The many bizarre and challenging foodstuffs were for a vegetarian more intriguing entertainment than options for nourishment. That is, apart from the weird and unfamiliar vegetables that the Tokyo people didn’t seem to count as vegetarian possibilities. A main dish that does not exclude meat or fish, means there is no vegetarian food available. Except that potatoes with cheese, truffle fries, and rice and salad, noodles, beans and tofu are just fine, especially when you add fried tempe and some of the weird vegetables as a side.

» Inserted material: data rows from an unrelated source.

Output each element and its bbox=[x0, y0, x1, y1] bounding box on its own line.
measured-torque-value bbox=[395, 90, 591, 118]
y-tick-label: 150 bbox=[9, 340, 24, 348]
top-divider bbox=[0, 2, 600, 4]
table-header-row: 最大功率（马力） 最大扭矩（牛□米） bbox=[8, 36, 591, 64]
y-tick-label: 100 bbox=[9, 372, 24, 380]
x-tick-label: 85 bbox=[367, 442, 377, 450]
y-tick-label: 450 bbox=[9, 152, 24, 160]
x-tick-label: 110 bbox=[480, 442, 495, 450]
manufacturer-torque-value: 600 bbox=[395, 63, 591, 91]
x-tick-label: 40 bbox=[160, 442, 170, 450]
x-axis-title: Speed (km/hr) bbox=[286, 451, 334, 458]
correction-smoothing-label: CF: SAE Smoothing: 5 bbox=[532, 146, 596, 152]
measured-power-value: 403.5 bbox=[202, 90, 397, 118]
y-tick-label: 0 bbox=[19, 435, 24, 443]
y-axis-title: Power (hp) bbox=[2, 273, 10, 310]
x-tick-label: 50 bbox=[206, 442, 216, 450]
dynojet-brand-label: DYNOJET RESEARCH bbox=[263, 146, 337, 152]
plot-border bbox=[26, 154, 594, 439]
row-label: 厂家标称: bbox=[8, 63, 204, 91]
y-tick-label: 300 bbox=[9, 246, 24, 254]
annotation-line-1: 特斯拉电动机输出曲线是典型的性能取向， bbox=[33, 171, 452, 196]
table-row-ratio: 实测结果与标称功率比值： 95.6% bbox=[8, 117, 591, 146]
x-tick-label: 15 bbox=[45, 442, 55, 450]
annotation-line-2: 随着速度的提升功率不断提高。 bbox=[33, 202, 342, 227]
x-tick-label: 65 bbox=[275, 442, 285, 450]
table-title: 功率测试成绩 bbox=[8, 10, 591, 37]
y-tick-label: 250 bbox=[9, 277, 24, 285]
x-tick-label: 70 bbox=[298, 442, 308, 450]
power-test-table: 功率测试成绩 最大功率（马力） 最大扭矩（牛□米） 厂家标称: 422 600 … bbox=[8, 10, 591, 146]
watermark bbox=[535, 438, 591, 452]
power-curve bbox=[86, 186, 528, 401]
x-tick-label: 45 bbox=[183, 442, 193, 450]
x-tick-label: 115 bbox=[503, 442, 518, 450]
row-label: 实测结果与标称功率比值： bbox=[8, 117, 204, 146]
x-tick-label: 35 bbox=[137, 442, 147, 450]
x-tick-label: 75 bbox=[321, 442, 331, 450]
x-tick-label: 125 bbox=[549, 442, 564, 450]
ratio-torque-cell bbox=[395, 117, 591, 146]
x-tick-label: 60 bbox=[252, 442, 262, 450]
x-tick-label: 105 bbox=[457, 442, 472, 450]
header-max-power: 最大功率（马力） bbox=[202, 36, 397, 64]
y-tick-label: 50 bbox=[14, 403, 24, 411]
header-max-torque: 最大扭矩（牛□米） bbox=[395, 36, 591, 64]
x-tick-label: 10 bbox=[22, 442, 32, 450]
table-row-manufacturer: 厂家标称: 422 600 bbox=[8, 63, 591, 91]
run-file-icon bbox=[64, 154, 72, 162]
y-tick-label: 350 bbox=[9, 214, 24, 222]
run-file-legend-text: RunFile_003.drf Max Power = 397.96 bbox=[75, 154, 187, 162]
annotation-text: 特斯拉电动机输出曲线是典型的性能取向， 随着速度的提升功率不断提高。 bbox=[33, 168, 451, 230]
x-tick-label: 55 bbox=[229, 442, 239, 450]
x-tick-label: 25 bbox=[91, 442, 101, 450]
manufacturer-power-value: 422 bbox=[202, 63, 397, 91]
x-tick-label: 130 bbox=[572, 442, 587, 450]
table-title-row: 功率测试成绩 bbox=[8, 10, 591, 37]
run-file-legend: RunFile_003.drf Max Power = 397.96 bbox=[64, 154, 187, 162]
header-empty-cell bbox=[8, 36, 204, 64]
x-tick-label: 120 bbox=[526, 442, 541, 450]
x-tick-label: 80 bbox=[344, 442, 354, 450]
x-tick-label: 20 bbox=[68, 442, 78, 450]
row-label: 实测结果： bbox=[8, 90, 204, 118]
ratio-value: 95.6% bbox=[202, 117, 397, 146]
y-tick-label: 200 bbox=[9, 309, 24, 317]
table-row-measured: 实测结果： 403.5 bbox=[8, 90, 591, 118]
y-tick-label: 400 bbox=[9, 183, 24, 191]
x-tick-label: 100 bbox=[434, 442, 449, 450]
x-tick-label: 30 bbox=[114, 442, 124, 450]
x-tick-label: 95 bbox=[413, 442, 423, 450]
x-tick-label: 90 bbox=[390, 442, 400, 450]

Everything we came across in Tokyo was all about the details: warm damp towels before and after meals, special holders for spent teabags, complex soap and lotion options. And the diverse cooking methods matched to the huge range of foods, including an incredible diversity of dried foods. From the details included in a humble pot noodle to small packages of unfamiliar pickles, the array of foods and their nuances is astonishing. The dried additions for miso soup and potted noodles tell only a tiny bit of the tale. Used to tasteless Ramen packet noodles the enormity of noodle options was almost overwhelming. A single pot can contain everything required to make a divine noodly dinner. There are dried herbs and spices, dried meat or fish of various species and things to me unrecognisable. But they’re probably identifiable to the noodle connoiseur from the picture on the package. Either way there is no lack of choice, whatever your fancy.

The focus on helpful details and convenience spread to the clarity and sense of onstreet parking. There is not a lot. Mostly it’s not allowed except for temporary purpose like getting people into the car. Instead there are lots of small (think four cars) offstreet paid parking lots. That the streets are so clear of parked cars, at least in the districts we saw, is a major reason why Tokyo feels so unstressy. You don’t see congestion on the streets, although you do on the many motorways that traverse Tokyo. But people do not walk there. Despite being one of the most crowded and densely populated cities on the planet Tokyo is a walking city, with busyness confined to the highways and the extremely efficient train systems. 

The districts we were in, Minato and Shibuya in the main, were trashless with no overflowing bins or rubbish in the gutters. There were indeed hardly any bins at all except for recycling purposes. The Tokyo people just don’t drop litter, they take it home instead. It’s part of a sense that people take responsibility for their actions, for how they interact with one another and for how they share their space. There is a softness and assurance without arrogance or complacence. The softness sort of hums in the background, like the birdsong you hear in the most unexpected of places.